L’exil, l’expatriation contribuent à modifier les données de la création littéraire haïtienne qui a tendance à se diversifier toujours davantage. A partir de 1980 domine une liberté de création. Les écrivains haïtiens, selon leur rapport au créole, selon les lieux où ils ont choisi de vivre, selon leur rapport à leur environnement social ou à la patrie, individualisent leur parcours de créateurs, donnant naissance à des styles de plus en plus variés.

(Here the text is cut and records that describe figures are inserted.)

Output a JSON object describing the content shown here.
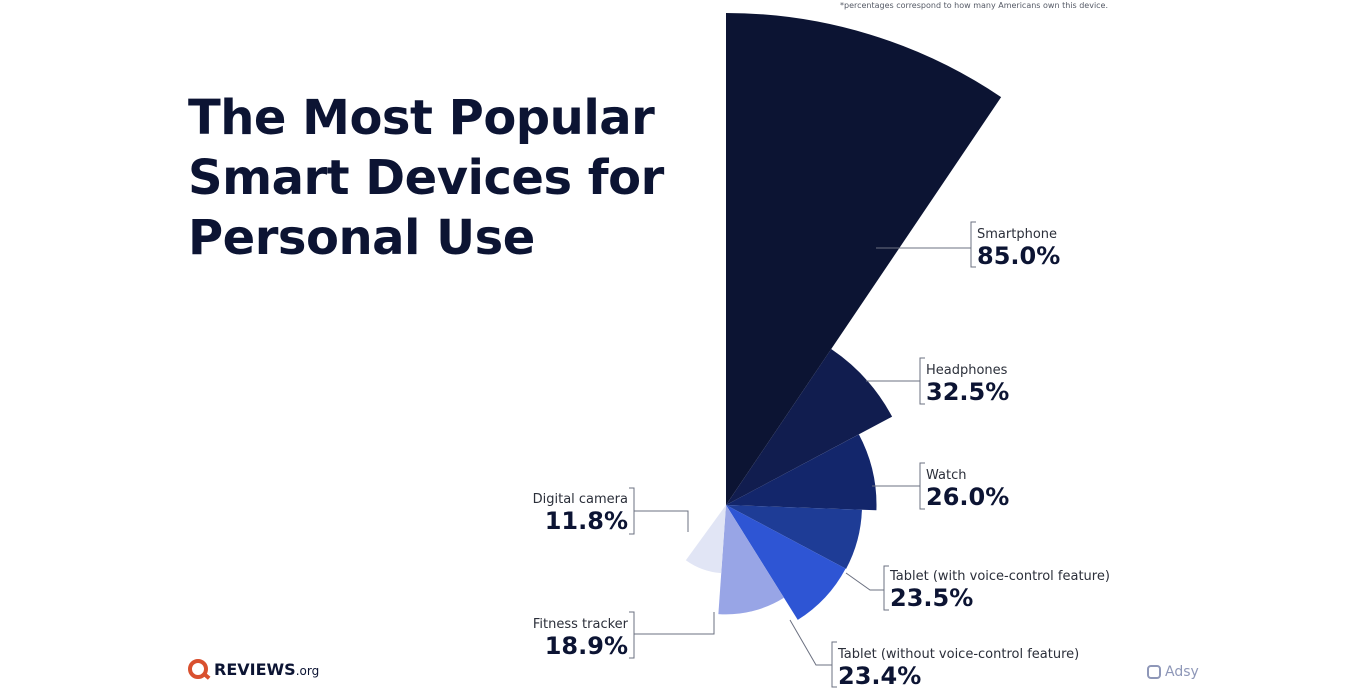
{
  "footnote": "*percentages correspond to how many Americans own this device.",
  "title_lines": [
    "The Most Popular",
    "Smart Devices for",
    "Personal Use"
  ],
  "brand": {
    "name": "REVIEWS",
    "suffix": ".org",
    "color": "#d9502f"
  },
  "credit": "Adsy",
  "chart_data": {
    "type": "radial-bar",
    "title": "The Most Popular Smart Devices for Personal Use",
    "categories": [
      "Smartphone",
      "Headphones",
      "Watch",
      "Tablet (with voice-control feature)",
      "Tablet (without voice-control feature)",
      "Fitness tracker",
      "Digital camera"
    ],
    "values": [
      85.0,
      32.5,
      26.0,
      23.5,
      23.4,
      18.9,
      11.8
    ],
    "labels": [
      "85.0%",
      "32.5%",
      "26.0%",
      "23.5%",
      "23.4%",
      "18.9%",
      "11.8%"
    ],
    "colors": [
      "#0c1433",
      "#111d4f",
      "#13266b",
      "#1e3c96",
      "#2e55d4",
      "#98a5e6",
      "#e1e5f5"
    ],
    "unit": "%"
  }
}
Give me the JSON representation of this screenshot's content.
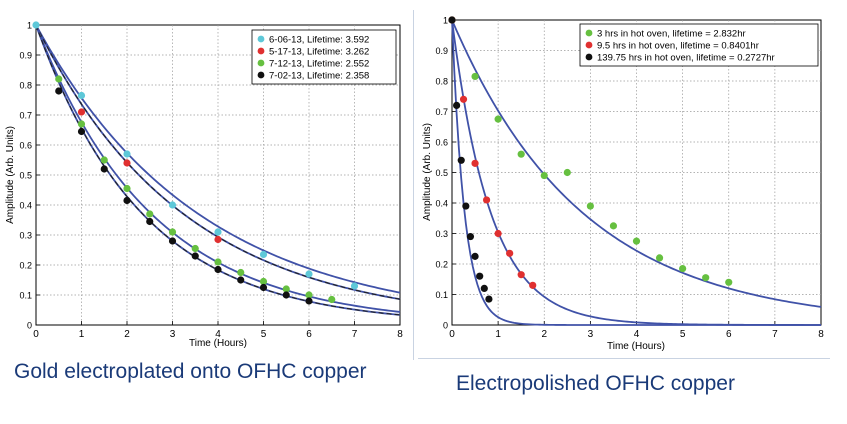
{
  "colors": {
    "fit": "#4052a8",
    "frame": "#000000",
    "grid": "#9a9a9a",
    "caption": "#1a3a78",
    "cyan": "#5ec8d8",
    "red": "#e03030",
    "green": "#66c040",
    "black": "#101010"
  },
  "chart_data": [
    {
      "type": "scatter",
      "title": "",
      "xlabel": "Time (Hours)",
      "ylabel": "Amplitude (Arb. Units)",
      "xlim": [
        0,
        8
      ],
      "ylim": [
        0,
        1
      ],
      "x_ticks": [
        "0",
        "1",
        "2",
        "3",
        "4",
        "5",
        "6",
        "7",
        "8"
      ],
      "y_ticks": [
        "0",
        "0.1",
        "0.2",
        "0.3",
        "0.4",
        "0.5",
        "0.6",
        "0.7",
        "0.8",
        "0.9",
        "1"
      ],
      "grid": true,
      "legend_position": "top-right",
      "series": [
        {
          "name": "6-06-13, Lifetime: 3.592",
          "color": "cyan",
          "lifetime": 3.592,
          "fit_style": "solid",
          "x": [
            0,
            1,
            2,
            3,
            4,
            5,
            6,
            7
          ],
          "y": [
            1.0,
            0.765,
            0.57,
            0.4,
            0.31,
            0.235,
            0.17,
            0.13
          ]
        },
        {
          "name": "5-17-13, Lifetime: 3.262",
          "color": "red",
          "lifetime": 3.262,
          "fit_style": "dashed",
          "x": [
            1,
            2,
            4
          ],
          "y": [
            0.71,
            0.54,
            0.285
          ]
        },
        {
          "name": "7-12-13, Lifetime: 2.552",
          "color": "green",
          "lifetime": 2.552,
          "fit_style": "solid",
          "x": [
            0.5,
            1,
            1.5,
            2,
            2.5,
            3,
            3.5,
            4,
            4.5,
            5,
            5.5,
            6,
            6.5
          ],
          "y": [
            0.82,
            0.67,
            0.55,
            0.455,
            0.37,
            0.31,
            0.255,
            0.21,
            0.175,
            0.145,
            0.12,
            0.1,
            0.085
          ]
        },
        {
          "name": "7-02-13, Lifetime: 2.358",
          "color": "black",
          "lifetime": 2.358,
          "fit_style": "dashed",
          "x": [
            0.5,
            1,
            1.5,
            2,
            2.5,
            3,
            3.5,
            4,
            4.5,
            5,
            5.5,
            6
          ],
          "y": [
            0.78,
            0.645,
            0.52,
            0.415,
            0.345,
            0.28,
            0.23,
            0.185,
            0.15,
            0.125,
            0.1,
            0.08
          ]
        }
      ]
    },
    {
      "type": "scatter",
      "title": "",
      "xlabel": "Time (Hours)",
      "ylabel": "Amplitude (Arb. Units)",
      "xlim": [
        0,
        8
      ],
      "ylim": [
        0,
        1
      ],
      "x_ticks": [
        "0",
        "1",
        "2",
        "3",
        "4",
        "5",
        "6",
        "7",
        "8"
      ],
      "y_ticks": [
        "0",
        "0.1",
        "0.2",
        "0.3",
        "0.4",
        "0.5",
        "0.6",
        "0.7",
        "0.8",
        "0.9",
        "1"
      ],
      "grid": true,
      "legend_position": "top-right",
      "series": [
        {
          "name": "3 hrs in hot oven, lifetime = 2.832hr",
          "color": "green",
          "lifetime": 2.832,
          "fit_style": "solid",
          "x": [
            0,
            0.5,
            1,
            1.5,
            2,
            2.5,
            3,
            3.5,
            4,
            4.5,
            5,
            5.5,
            6
          ],
          "y": [
            1.0,
            0.815,
            0.675,
            0.56,
            0.49,
            0.5,
            0.39,
            0.325,
            0.275,
            0.22,
            0.185,
            0.155,
            0.14
          ]
        },
        {
          "name": "9.5 hrs in hot oven, lifetime = 0.8401hr",
          "color": "red",
          "lifetime": 0.8401,
          "fit_style": "solid",
          "x": [
            0,
            0.25,
            0.5,
            0.75,
            1.0,
            1.25,
            1.5,
            1.75
          ],
          "y": [
            1.0,
            0.74,
            0.53,
            0.41,
            0.3,
            0.235,
            0.165,
            0.13
          ]
        },
        {
          "name": "139.75 hrs in hot oven, lifetime = 0.2727hr",
          "color": "black",
          "lifetime": 0.2727,
          "fit_style": "solid",
          "x": [
            0,
            0.1,
            0.2,
            0.3,
            0.4,
            0.5,
            0.6,
            0.7,
            0.8
          ],
          "y": [
            1.0,
            0.72,
            0.54,
            0.39,
            0.29,
            0.225,
            0.16,
            0.12,
            0.085
          ]
        }
      ]
    }
  ],
  "captions": {
    "left": "Gold electroplated onto OFHC copper",
    "right": "Electropolished OFHC copper"
  }
}
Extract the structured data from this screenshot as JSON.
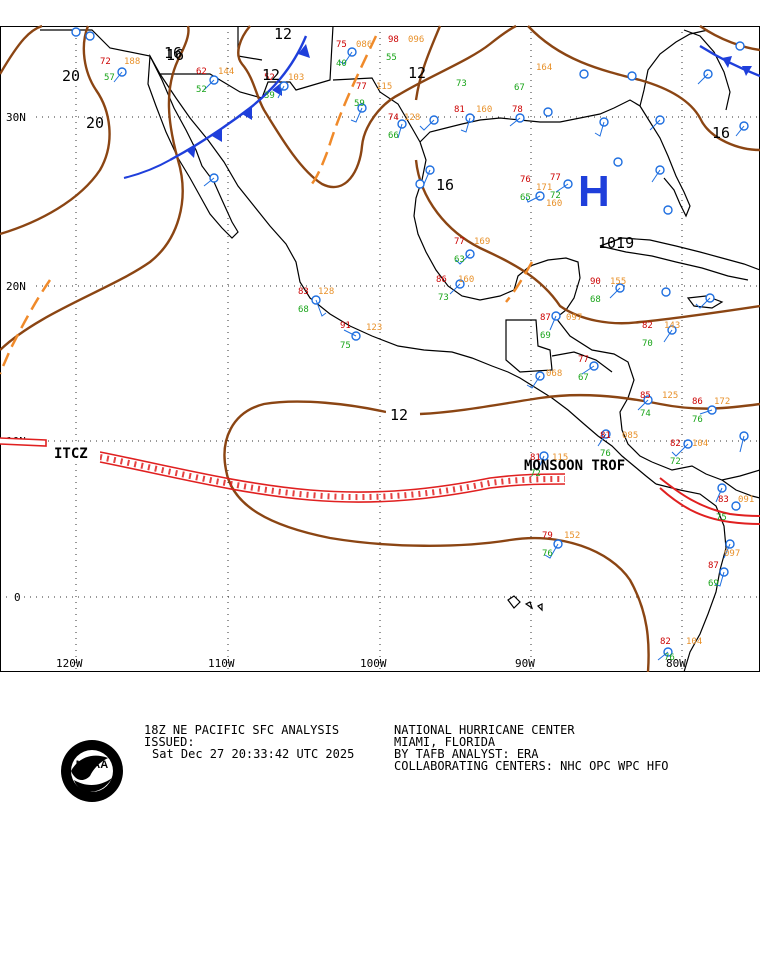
{
  "map": {
    "latitude_labels": [
      "30N",
      "20N",
      "10N",
      "0"
    ],
    "longitude_labels": [
      "120W",
      "110W",
      "100W",
      "90W",
      "80W"
    ],
    "isobar_labels": [
      "12",
      "16",
      "16",
      "20",
      "20",
      "12",
      "12",
      "16",
      "16",
      "12"
    ],
    "high_center": {
      "symbol": "H",
      "pressure": "1019"
    },
    "feature_labels": {
      "itcz": "ITCZ",
      "monsoon": "MONSOON TROF"
    },
    "colors": {
      "isobar": "#8b4513",
      "cold_front": "#1f3fdb",
      "trough": "#f08a2a",
      "itcz": "#e02020",
      "high": "#1f3fdb",
      "land_outline": "#000000",
      "grid": "#000000",
      "temp": "#cc0000",
      "dewpoint": "#1aa51a",
      "pressure_code": "#e8912a",
      "station": "#1f6fe0"
    },
    "stations": [
      {
        "t": "75",
        "d": "40",
        "p": "086"
      },
      {
        "t": "77",
        "d": "59",
        "p": "115"
      },
      {
        "t": "74",
        "d": "66",
        "p": "128"
      },
      {
        "t": "81",
        "d": "73",
        "p": "160"
      },
      {
        "t": "78",
        "d": "67",
        "p": "164"
      },
      {
        "t": "77",
        "d": "72",
        "p": "160"
      },
      {
        "t": "76",
        "d": "65",
        "p": "171"
      },
      {
        "t": "77",
        "d": "63",
        "p": "169"
      },
      {
        "t": "86",
        "d": "73",
        "p": "160"
      },
      {
        "t": "83",
        "d": "68",
        "p": "128"
      },
      {
        "t": "91",
        "d": "75",
        "p": "123"
      },
      {
        "t": "87",
        "d": "69",
        "p": "097"
      },
      {
        "t": "77",
        "d": "67",
        "p": "068"
      },
      {
        "t": "90",
        "d": "68",
        "p": "155"
      },
      {
        "t": "82",
        "d": "70",
        "p": "143"
      },
      {
        "t": "85",
        "d": "74",
        "p": "125"
      },
      {
        "t": "86",
        "d": "76",
        "p": "172"
      },
      {
        "t": "81",
        "d": "76",
        "p": "085"
      },
      {
        "t": "82",
        "d": "72",
        "p": "104"
      },
      {
        "t": "79",
        "d": "76",
        "p": "152"
      },
      {
        "t": "81",
        "d": "72",
        "p": "115"
      },
      {
        "t": "83",
        "d": "75",
        "p": "091"
      },
      {
        "t": "87",
        "d": "69",
        "p": "097"
      },
      {
        "t": "82",
        "d": "76",
        "p": "104"
      },
      {
        "t": "62",
        "d": "52",
        "p": "144"
      },
      {
        "t": "52",
        "d": "39",
        "p": "103"
      },
      {
        "t": "98",
        "d": "55",
        "p": "096"
      },
      {
        "t": "72",
        "d": "57",
        "p": "188"
      }
    ]
  },
  "footer": {
    "left_line1": "18Z NE PACIFIC SFC ANALYSIS",
    "left_line2": "ISSUED:",
    "left_line3": "Sat Dec 27 20:33:42 UTC 2025",
    "right_line1": "NATIONAL HURRICANE CENTER",
    "right_line2": "MIAMI, FLORIDA",
    "right_line3": "BY TAFB ANALYST: ERA",
    "right_line4": "COLLABORATING CENTERS: NHC OPC WPC HFO",
    "logo_text": "NOAA"
  }
}
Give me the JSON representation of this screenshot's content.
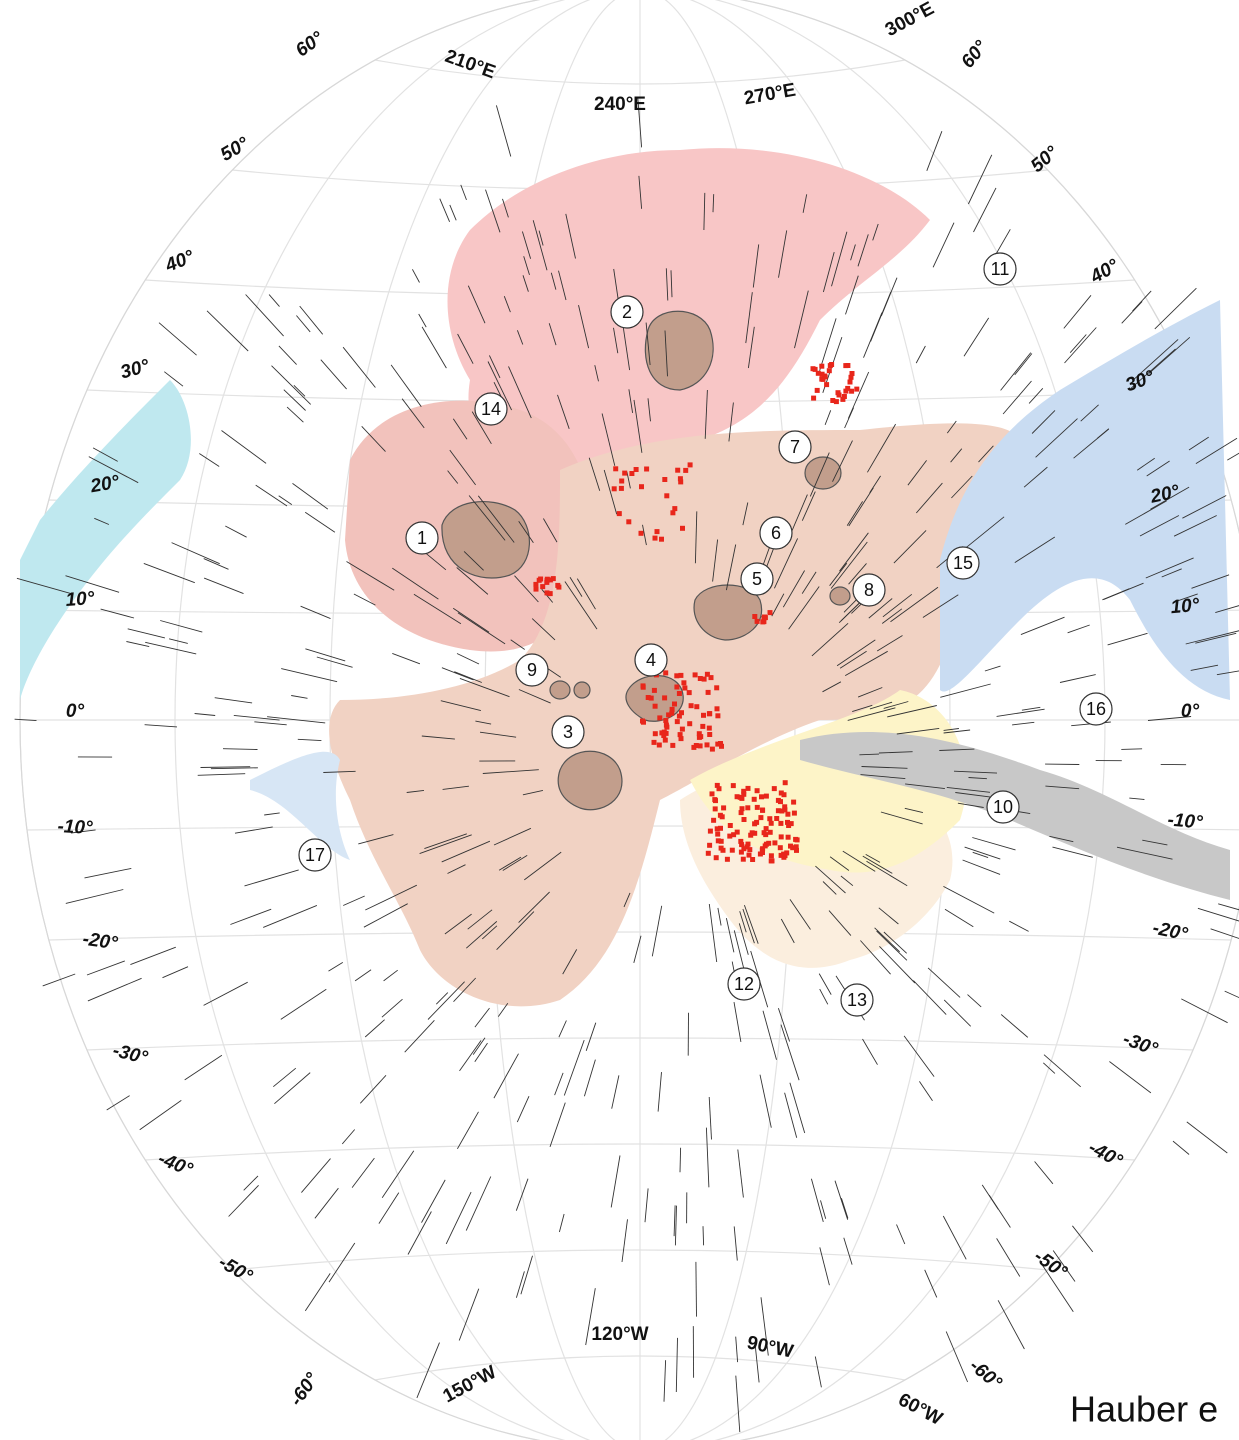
{
  "latitude_labels_left": [
    "60°",
    "50°",
    "40°",
    "30°",
    "20°",
    "10°",
    "0°",
    "-10°",
    "-20°",
    "-30°",
    "-40°",
    "-50°",
    "-60°"
  ],
  "latitude_labels_right": [
    "60°",
    "50°",
    "40°",
    "30°",
    "20°",
    "10°",
    "0°",
    "-10°",
    "-20°",
    "-30°",
    "-40°",
    "-50°",
    "-60°"
  ],
  "longitude_labels_top": [
    "210°E",
    "240°E",
    "270°E",
    "300°E"
  ],
  "longitude_labels_bottom": [
    "150°W",
    "120°W",
    "90°W",
    "60°W"
  ],
  "features": [
    "1",
    "2",
    "3",
    "4",
    "5",
    "6",
    "7",
    "8",
    "9",
    "10",
    "11",
    "12",
    "13",
    "14",
    "15",
    "16",
    "17"
  ],
  "credit": "Hauber e"
}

Le nombre d’auteurs haïtiens francophones est en constante augmentation ainsi que, sans commune mesure néanmoins, le nombre d’auteurs haïtiens créolophones qui, pour les publications bilingues, tentent de s’associer avec des créolophones d’autres lieux géographiques (Martinique, Guadeloupe, La réunion).

Anne Marty
Docteur ès Lettres

Auteure de :

  • Le Personnage féminin dans les romans haïtiens et québécois de 1938 à 1980 : traitement et signification, A.N.R.T. (Thèse à la carte), Presse du Septentrion, Villeneuve d’Ascq (59), 1997
  • Haïti en Littérature, La Flèche du temps/Maisonneuve et Larose (Servédit), Paris, 2000

La peinture et la sculpture en Haïti

La peinture

La peinture haïtienne se caractérise à la fois par ses sources d’inspiration, populaires et spirituelles, et par un style original incarné par les artistes naïfs.

Les premiers temps

La peinture a toujours été une forme d’expression traditionnelle en Haïti comme en témoignent les décorations murales et les illustrations d’inspiration religieuse dont certaines remontent au XVIIIe siècle. Alors que les familles de colons riches importaient des tableaux d’Europe ou faisaient venir des peintres occidentaux sur place, d’autres envoyaient leurs esclaves libres en France pour y apprendre la peinture et exploiter leur talent. C’est notamment le cas du portraitiste de Léogâne, Luc.

La première Académie de peinture haïtienne est créée au Cap-Haïtien par le roi Christophe peu après l’indépendance (1804). En 1816, Pétion ouvre une école d’Art à Port-au-Prince où viennent enseigner des peintres français. Entre 1830 et 1860, les sujets historiques liés à l’esclavage, et religieux, notamment autour du culte vaudou, constituent alors les principaux thèmes des artistes, dont la production est encore masquée par l’activité des copistes.

Les naïfs haïtiens

Après la Seconde Guerre mondiale, le peintre et professeur américain Dewitt Peters crée en 1944 une école d’art et de peinture à Port-au-Prince. Son enseignement reste dans un premier temps académique et influencé par les courants occidentaux ou américains. Impressionné par le syle naïf des peintres des rues, Peters décide d’accueillir, en complément de ses étudiants traditionnels, des autodidactes à qui il fournit le matériel qui leur permettra d’exprimer leur talent. Une première vague de ces artistes commence à connaître une certaine notoriété, comme Hector Hyppolite, Rigaud Benoit, Castera Bazile, Wilson Bigaud ou Robert Saint-Brice. C’est le début du mouvement des « naïfs haïtiens ».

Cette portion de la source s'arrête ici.